The Pomodoro Technique

Pomodoro Timer
(photo found by googling)
I'm testing out the Pomodoro Technique today in an effort to be more efficient... which seems counter-intuitive, because the technique is to work for 25 minutes (a "pomodoro") and then take a 5 minute break. Every four pomodoros you take a 15 minute break. There's this great timer that I've been using (and it works well with Chrome, always an added bonus). The idea is that you're more productive when you get breaks, which is why the reports that things like Google's Pac-Man doodle wasted 4.7 billion hours aren't super accurate. And that Pac-Man doodle is fantastic.
According to Wikipedia, the technique is named for the Italian word for tomato because of the shape of creator Francesco Cirillo's timer. (Why would anyone have a tomato-shaped timer? My best guess is that it was because it was the eighties.)
So far, it's been kind of difficult sticking to the timer. It's not that I just want the breaks longer; I have a hard time stopping in the middle of whatever Excel spreadsheet or report I'm doing. I really just like to finish what I'm doing before I move on to something else. 
However, it's almost 2:00 and I have to say, I think I'm a little less burned out than I usually am by this time. (You know that 2:30 feeling?)
Fred the Dinosaur
I also drew a dinosaur. I think I'll name him Fred.

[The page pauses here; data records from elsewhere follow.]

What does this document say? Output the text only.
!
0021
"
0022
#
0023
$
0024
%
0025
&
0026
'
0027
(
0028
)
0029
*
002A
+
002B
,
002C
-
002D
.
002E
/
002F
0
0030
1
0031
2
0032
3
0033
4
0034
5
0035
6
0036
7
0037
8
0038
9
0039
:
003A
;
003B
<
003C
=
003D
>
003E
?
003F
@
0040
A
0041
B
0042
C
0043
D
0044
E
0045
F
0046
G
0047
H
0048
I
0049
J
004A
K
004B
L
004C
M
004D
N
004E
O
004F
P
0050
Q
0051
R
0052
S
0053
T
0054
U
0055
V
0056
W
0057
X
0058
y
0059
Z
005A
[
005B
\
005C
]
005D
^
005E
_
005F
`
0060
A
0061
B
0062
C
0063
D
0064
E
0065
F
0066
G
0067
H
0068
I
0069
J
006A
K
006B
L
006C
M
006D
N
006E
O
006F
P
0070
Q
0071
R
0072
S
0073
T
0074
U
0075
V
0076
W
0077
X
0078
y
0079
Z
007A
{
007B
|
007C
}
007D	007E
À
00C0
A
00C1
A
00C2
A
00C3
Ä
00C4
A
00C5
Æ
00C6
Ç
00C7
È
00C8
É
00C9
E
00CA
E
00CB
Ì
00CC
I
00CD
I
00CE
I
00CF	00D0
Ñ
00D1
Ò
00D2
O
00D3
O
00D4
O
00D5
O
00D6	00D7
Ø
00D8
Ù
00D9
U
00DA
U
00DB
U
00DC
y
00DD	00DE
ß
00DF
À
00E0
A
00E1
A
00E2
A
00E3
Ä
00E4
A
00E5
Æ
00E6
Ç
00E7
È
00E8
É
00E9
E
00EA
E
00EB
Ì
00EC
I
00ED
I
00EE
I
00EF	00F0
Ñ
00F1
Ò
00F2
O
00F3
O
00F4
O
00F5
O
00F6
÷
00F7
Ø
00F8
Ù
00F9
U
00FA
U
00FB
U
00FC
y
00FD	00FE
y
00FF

What did I do for my 5 minute breaks? Well, I was trying to use Google's Web Lab because it seemed pretty cool, but the loading time used up like half of my 5 minutes. So instead, I checked my news feed on Facebook, wrote this, played Pac-Man, read a few articles, watched The Dark Knight Meets the Avengers, and checked out what Shakespeare's plays would look like with cats instead of people (which is just what you'd expect). And some other stuff, but it must have been pretty mindless because I don't remember exactly what it was.
And, in case you were wondering, I got through my entire to-do list.